The Plymouth Sundial

Armada Way is fully pedestrianised and provides wide safe areas to walk with children. At the centre, you will discover the Plymouth Sundial. This is the focal point of Plymouth city centre and is a popular meeting point for locals and visitors alike. You will always find people, young and old gathered here. Designed by architect Carole Vincent from Boscastle in Cornwall, this 27 feet high stainless steel sundial and fountain, pours water continuously upon a circular pond, ringed by granite and metal seats highlighting countries of the world.

Plymouth Sundial

The Sundial in Plymouth City Centre

Shopping in Plymouth City Centre

From the Plymouth Sundial you can see Plymouth city centre’s extensive shopping area. Large department stores mingle with smaller chain stores and specialist shops. Nearby, you cannot fail to see Drake Circus, Plymouth’s fabulous new indoor shopping mall.

Drake Circus Shopping Centre

Known as Drake Circus, (though the less pedantic are referring to it as Drakes Circus) four of the most enormous cranes you could hope to see helped to build Plymouth city centre’s new enclosed shopping mall. This represents a huge investment in Plymouth’s future (£200 million!) and was eagerly awaited.

Drake Circus has put Plymouth’s shopping on the map with a range of new high street names and brands appearing for the first time in the city. Plymouth’s Drake Circus Shopping Centre opened in October 2006. Read all about it in our full review of Drake Circus here.

Academia – Plymouth University

Plymouth University

The Roland Levinksy Builing at Plymouth University

From Drake Circus, you can see some of the main buildings of Plymouth University. Our university enjoys a good reputation nationally, respected for its research and popular with students for its mix of traditional and innovative courses, particularly based on the marine and environmental sciences. Many new buildings have been added to the University recently and it is an increasingly important and positive influence in the development of the City of Plymouth.

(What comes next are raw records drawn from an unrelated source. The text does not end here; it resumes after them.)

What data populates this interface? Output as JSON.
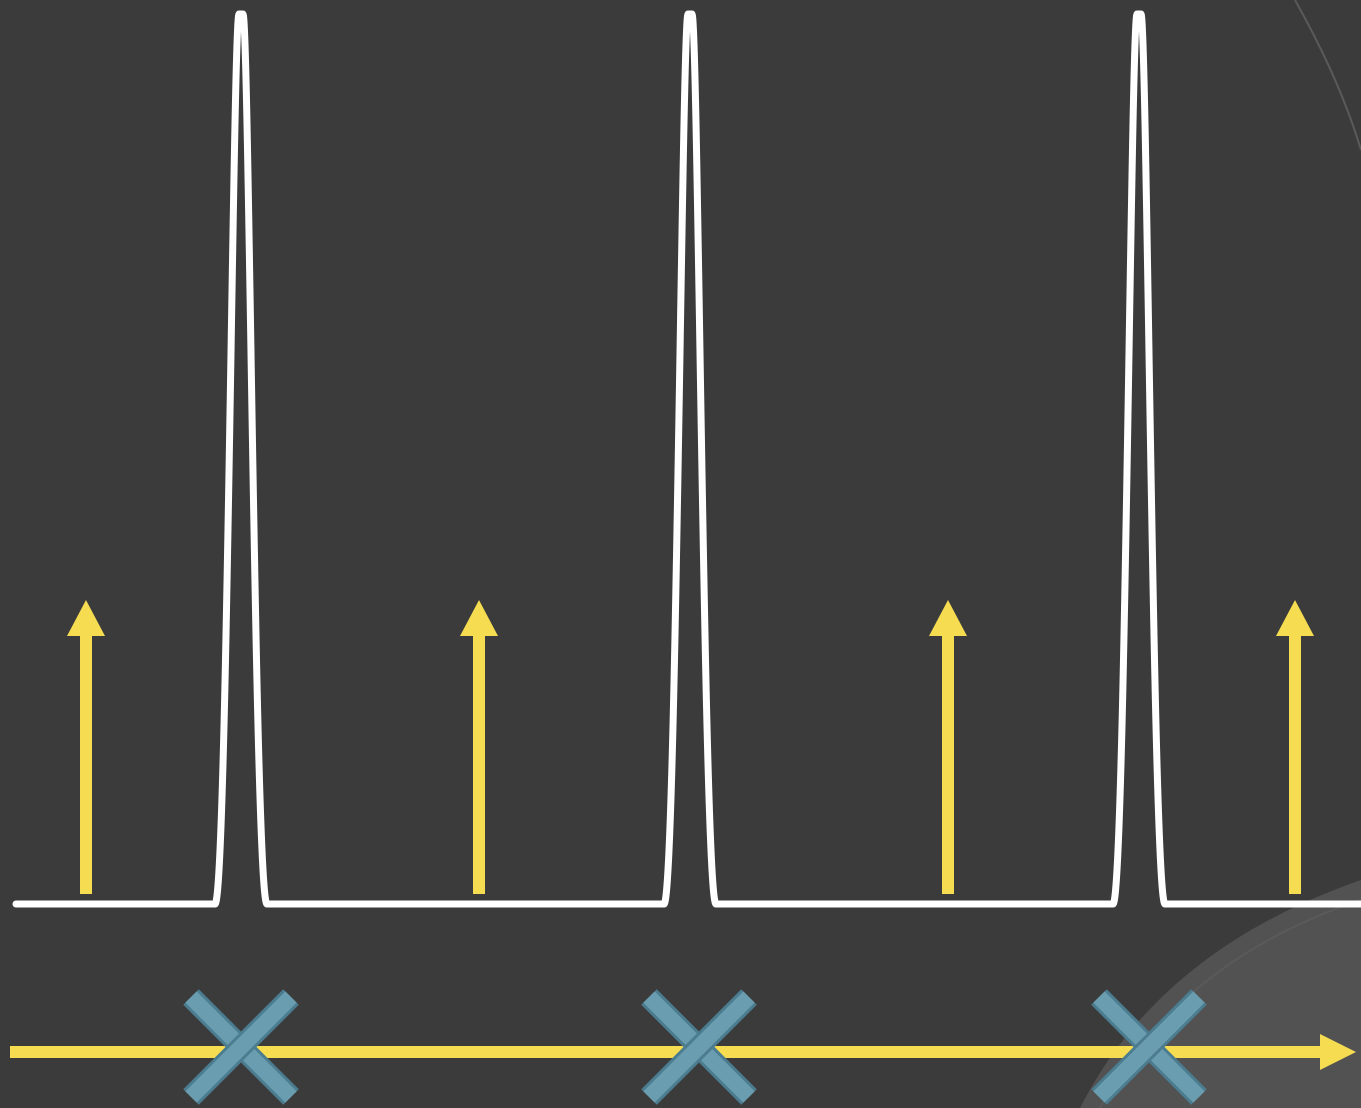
{
  "colors": {
    "background": "#3b3b3b",
    "background_arc_light": "#525252",
    "background_arc_stroke": "#5a5a5a",
    "pulse_curve": "#ffffff",
    "sample_arrows": "#f5dc50",
    "axis": "#f5dc50",
    "x_markers": "#6a9db0",
    "x_marker_outline": "#4c7c8f"
  },
  "diagram": {
    "pulse_count": 3,
    "sample_arrow_count": 4,
    "x_marker_count": 3,
    "axis_direction": "right",
    "marker_icon": "x-mark-icon",
    "arrow_icon": "up-arrow-icon"
  }
}
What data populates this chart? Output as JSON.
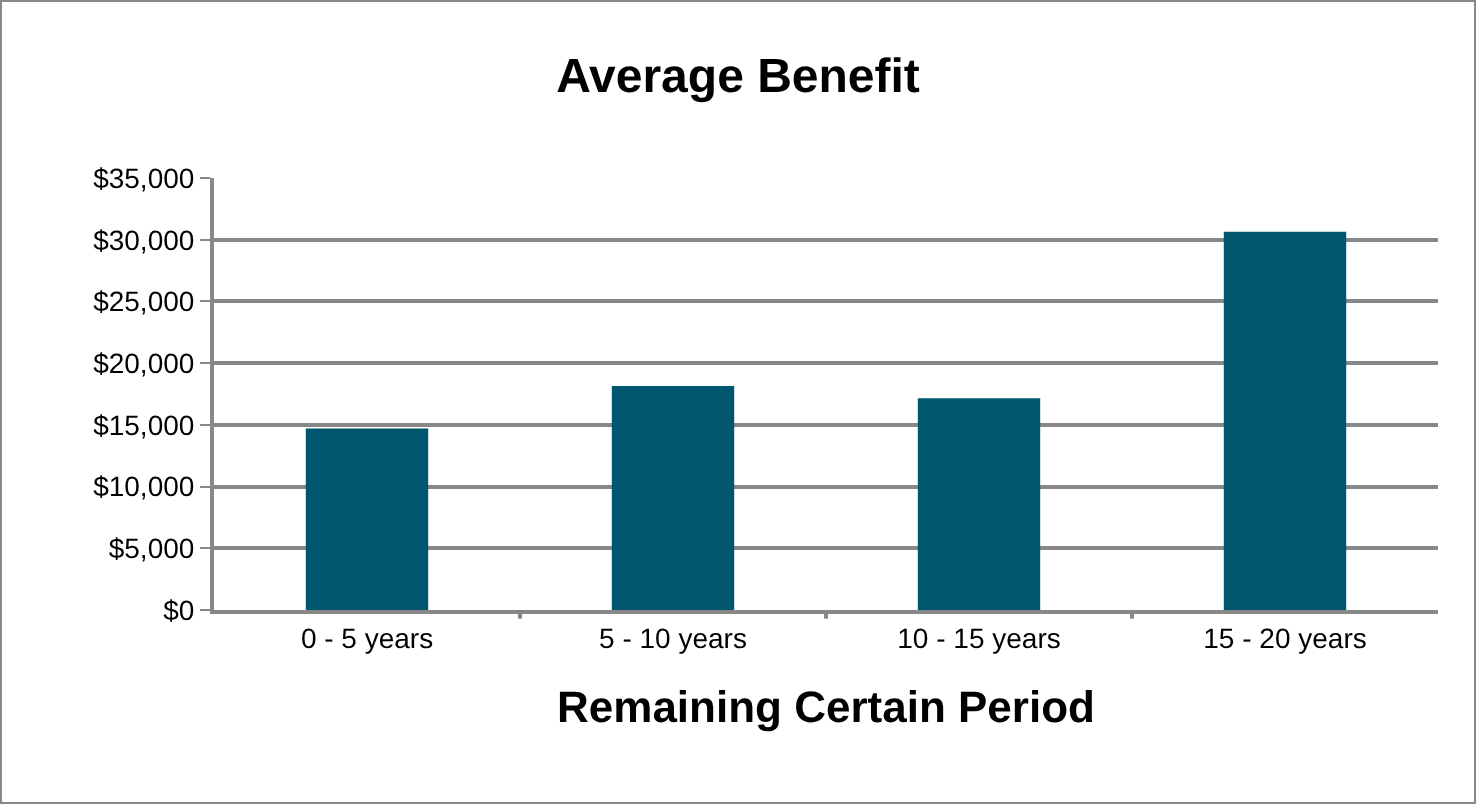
{
  "chart_data": {
    "type": "bar",
    "title": "Average Benefit",
    "xlabel": "Remaining Certain Period",
    "categories": [
      "0 - 5 years",
      "5 - 10 years",
      "10 - 15 years",
      "15 - 20 years"
    ],
    "values": [
      14700,
      18150,
      17150,
      30650
    ],
    "color": "#01566f",
    "ylim": [
      0,
      35000
    ],
    "yticks": [
      {
        "value": 0,
        "label": "$0"
      },
      {
        "value": 5000,
        "label": "$5,000"
      },
      {
        "value": 10000,
        "label": "$10,000"
      },
      {
        "value": 15000,
        "label": "$15,000"
      },
      {
        "value": 20000,
        "label": "$20,000"
      },
      {
        "value": 25000,
        "label": "$25,000"
      },
      {
        "value": 30000,
        "label": "$30,000"
      },
      {
        "value": 35000,
        "label": "$35,000"
      }
    ],
    "grid": "y",
    "legend": false
  }
}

Antiquaria – Plymouth City Museum

Across the road from Plymouth University, is Plymouth Museum and Plymouth Central Library. Housed in beautiful, ornate, historic buildings, the museum and library, although not huge, are worth a visit. The Egyptian section in the museum is interesting, as is its collection of taxidermy, and special exhibitions are organised on a regular basis.